The trend is likely to be similar in the other markets as well, but Cornwall Insight’s expectation was that it would be most pronounced in those two ancillary services categories.
Pledges and policy put market in line for at least 4,300MW of new BESS by 2030
The development of the overall market for battery storage in Australia is already accelerating, and over the next few years to 2030, state policy strategies such as the New South Wales Electricity Infrastructure Roadmap will lead to the addition of about 4,300MW of new grid storage, the consultancy group said.
This will in turn aid the continued lowering of prices and ultimately costs to the system and bill payers. If more ambitious policies are adopted – two examples being the state of Victoria’s proposed 6.3GW by 2035 energy storage deployment target and the government of Queensland’s Energy Storage Strategy being prepared for publication – there could be even greater changes in market dynamics.
Some, such as the national Clean Energy Council industry body and Victorian Energy Policy Centre at Victoria University have proposed the adoption of a nationwide energy storage target, along the lines of Renewable Energy Targets that have proven successful.
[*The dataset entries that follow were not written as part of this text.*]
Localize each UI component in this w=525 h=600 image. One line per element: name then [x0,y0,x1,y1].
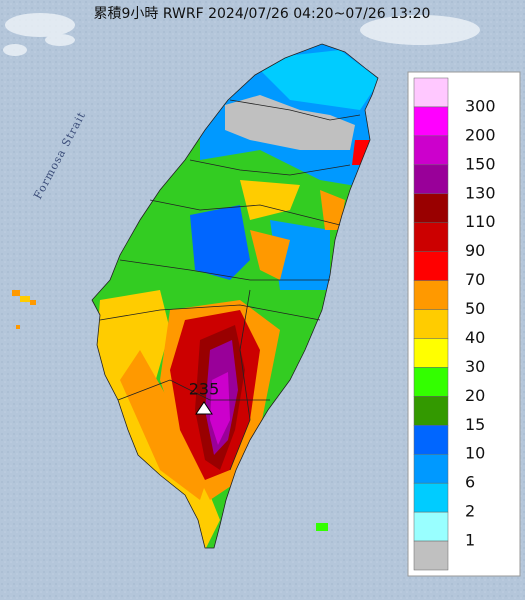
legend-swatch [413,425,449,455]
max-value-label: 235 [189,380,220,399]
legend-swatch [413,280,449,310]
legend-label: 200 [465,125,496,144]
offshore-echoes [12,290,328,531]
clouds [3,13,480,56]
legend-swatch [413,396,449,426]
legend-label: 150 [465,154,496,173]
legend-swatch [413,135,449,166]
county-borders [91,43,379,549]
legend-swatch [413,193,449,223]
legend-label: 10 [465,444,485,463]
legend-label: 300 [465,96,496,115]
legend-label: 2 [465,502,475,521]
legend-swatch [413,367,449,397]
legend-label: 90 [465,241,485,260]
legend-swatch [413,511,449,542]
legend-label: 30 [465,357,485,376]
legend-label: 130 [465,183,496,202]
legend-swatch [413,338,449,368]
legend-label: 40 [465,328,485,347]
max-marker [195,401,213,415]
legend-swatch [413,540,449,571]
legend-label: 70 [465,270,485,289]
legend-swatch [413,251,449,281]
legend-label: 20 [465,386,485,405]
legend-swatch [413,453,449,484]
legend-label: 1 [465,531,475,550]
legend-label: 50 [465,299,485,318]
map-title: 累積9小時 RWRF 2024/07/26 04:20~07/26 13:20 [94,6,431,22]
legend-swatch [413,482,449,513]
legend-swatch [413,309,449,339]
legend-swatch [413,106,449,137]
legend-label: 110 [465,212,496,231]
legend-label: 6 [465,473,475,492]
legend: 300 200 150 130 110 90 70 50 40 30 20 15 10 6 2 1 [413,77,496,571]
legend-swatch [413,77,449,108]
legend-label: 15 [465,415,485,434]
legend-swatch [413,164,449,195]
legend-swatch [413,222,449,252]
In an article published in our quarterly journal PV Tech Power earlier this year, Cornwall Insight Australia managing consultant Ben Cerini noted that not only are batteries good for the FCAS market, but the FCAS market is good for batteries too.
About 80% to 90% of grid-scale battery asset revenues in Australia typically come from FCAS, Cerini said, with only the remainder from energy trading.
Today, other technologies playing in the FCAS market along with batteries, black coal and hydro albeit to a much lesser extent are combined cycle gas turbines (CCGT), brown coal, demand side response, open cycle gas turbines (OCGT) and liquid fuel.
Batteries will continue eroding coal’s market position, but that competitive dynamic all but disappears as the 21st Century progresses, with coal power plants earmarked for retirement with hardly any expected to be in operation by the 2030s.